W piątek grupa kanadyjskich firm medialnych, w tym Toronto Star, Canadian Broadcasting Corporation oraz Globe and Mail, złożyła pozew przeciwko OpenAI. Twórcy ChatGPT zostali oskarżeni o naruszenie praw autorskich i czerpanie korzyści finansowych kosztem wydawców. Ta sprawa może stać się punktem zwrotnym w debacie o wykorzystaniu treści chronionych prawami autorskimi w procesie trenowania modeli AI.
Czego dotyczy pozew?
Według pozwu, OpenAI wykorzystało treści pochodzące z witryn internetowych kanadyjskich mediów do trenowania swoich modeli językowych, takich jak ChatGPT. Firmy medialne argumentują, że treści te są efektem „ogromnego nakładu czasu, wysiłku i kosztów poniesionych przez dziennikarzy, redaktorów i pracowników mediów”.
W pozwie podkreślono, że OpenAI nie podjęło prób uzyskania zgody ani zawarcia odpowiednich umów licencyjnych. Zamiast tego, jak stwierdzono:
„OpenAI zdecydowało się na bezprawne zawłaszczenie cennej własności intelektualnej mediów i wykorzystanie jej do własnych celów, w tym komercyjnych, bez zgody i rekompensaty”.
OpenAI kontra wydawcy
Choć OpenAI podpisało umowy licencyjne z takimi wydawcami jak Associated Press, Axel Springer czy Le Monde, kanadyjskie firmy medialne wskazują, że nie otrzymały żadnego wynagrodzenia za wykorzystanie ich treści.
OpenAI odpowiedziało na zarzuty, twierdząc, że ChatGPT:
„pomaga setkom milionów ludzi na całym świecie poprawiać codzienne życie, inspirować kreatywność i rozwiązywać trudne problemy”.
Firma argumentuje również, że jej modele są trenowane na ogólnodostępnych danych i przestrzegają zasad fair use oraz międzynarodowych przepisów dotyczących praw autorskich.
OpenAI zaznaczyło także, że współpracuje z wydawcami, umożliwiając im łatwe wycofanie swoich treści z procesu trenowania modeli.
Szerszy kontekst: OpenAI i inne pozwy o naruszenie praw autorskich
To nie pierwszy przypadek, gdy OpenAI staje w obliczu zarzutów o naruszenie praw autorskich.
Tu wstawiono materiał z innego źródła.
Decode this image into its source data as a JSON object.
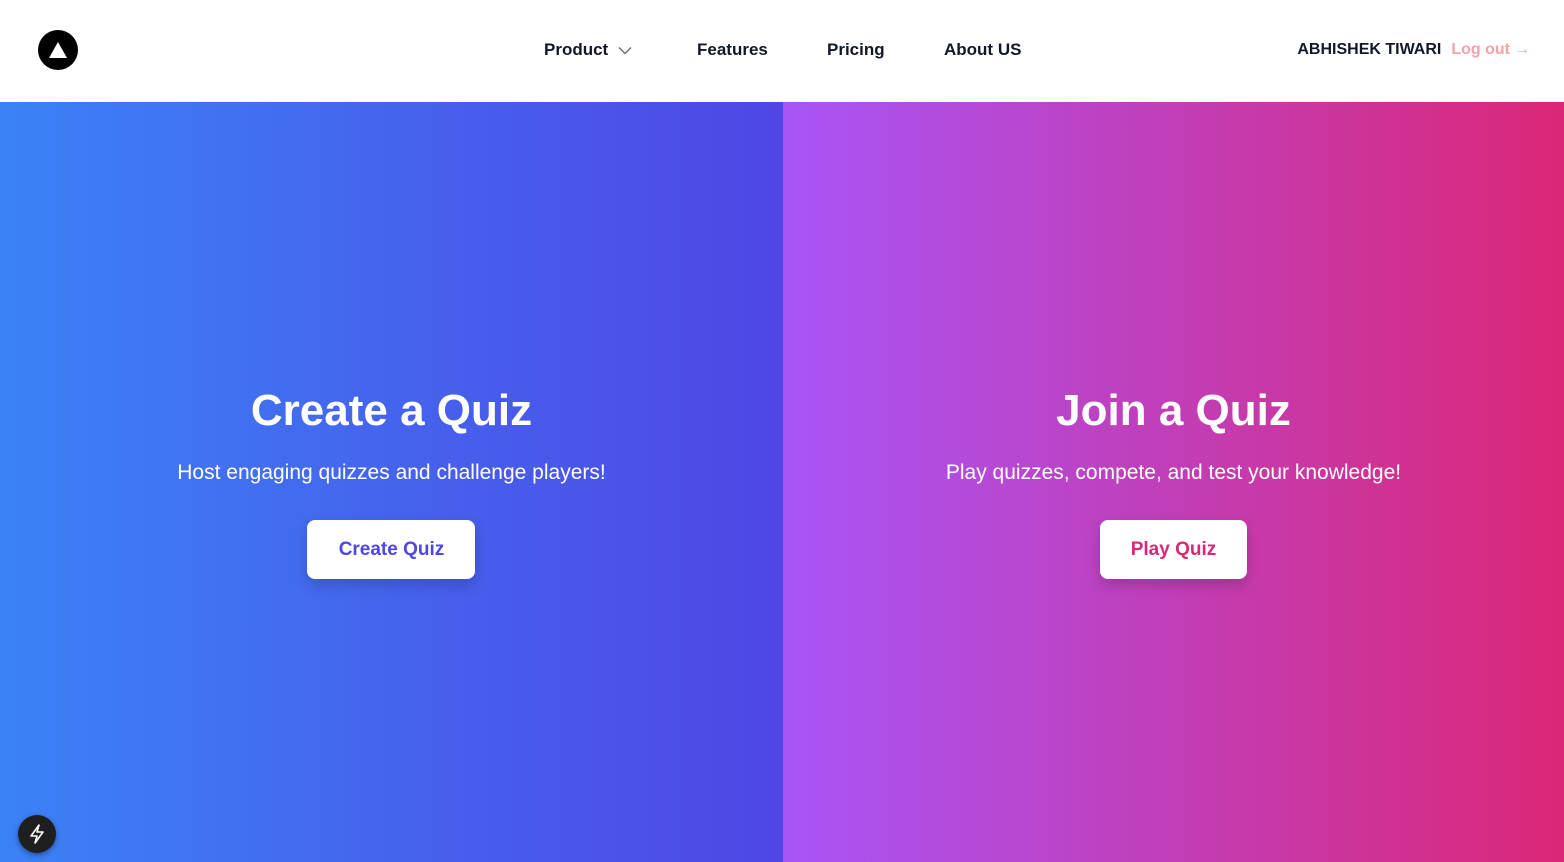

Podobne pozwy złożyły już takie podmioty jak The New York Times, New York Daily News, twórcy z YouTube, a także autorzy, w tym komik Sarah Silverman.
Sprawy te pokazują, jak rosnące możliwości modeli językowych wywołują obawy dotyczące ochrony praw własności intelektualnej.
Co dalej?
Pozew kanadyjskich mediów to kolejny głos w rosnącej debacie na temat etyki i legalności wykorzystania treści przez duże modele językowe. Wydawcy coraz częściej podnoszą kwestię transparentności i odpowiedzialności firm takich jak OpenAI. Wynik tej sprawy może mieć dalekosiężne konsekwencje dla przyszłości sztucznej inteligencji i ochrony własności intelektualnej.
Jakie pytania pozostają otwarte?
- Czy treści wykorzystywane do trenowania modeli AI powinny być traktowane jako dane ogólnodostępne?
- Jakie kroki mogą podjąć wydawcy, aby chronić swoje prawa autorskie?
- Czy OpenAI zmieni swoje podejście do trenowania modeli w obliczu rosnącej liczby pozwów?
Sprawa ta nie tylko ilustruje napięcia między innowacją a ochroną praw, ale również pokazuje, jak istotne jest znalezienie równowagi między interesami twórców a rozwojem technologii.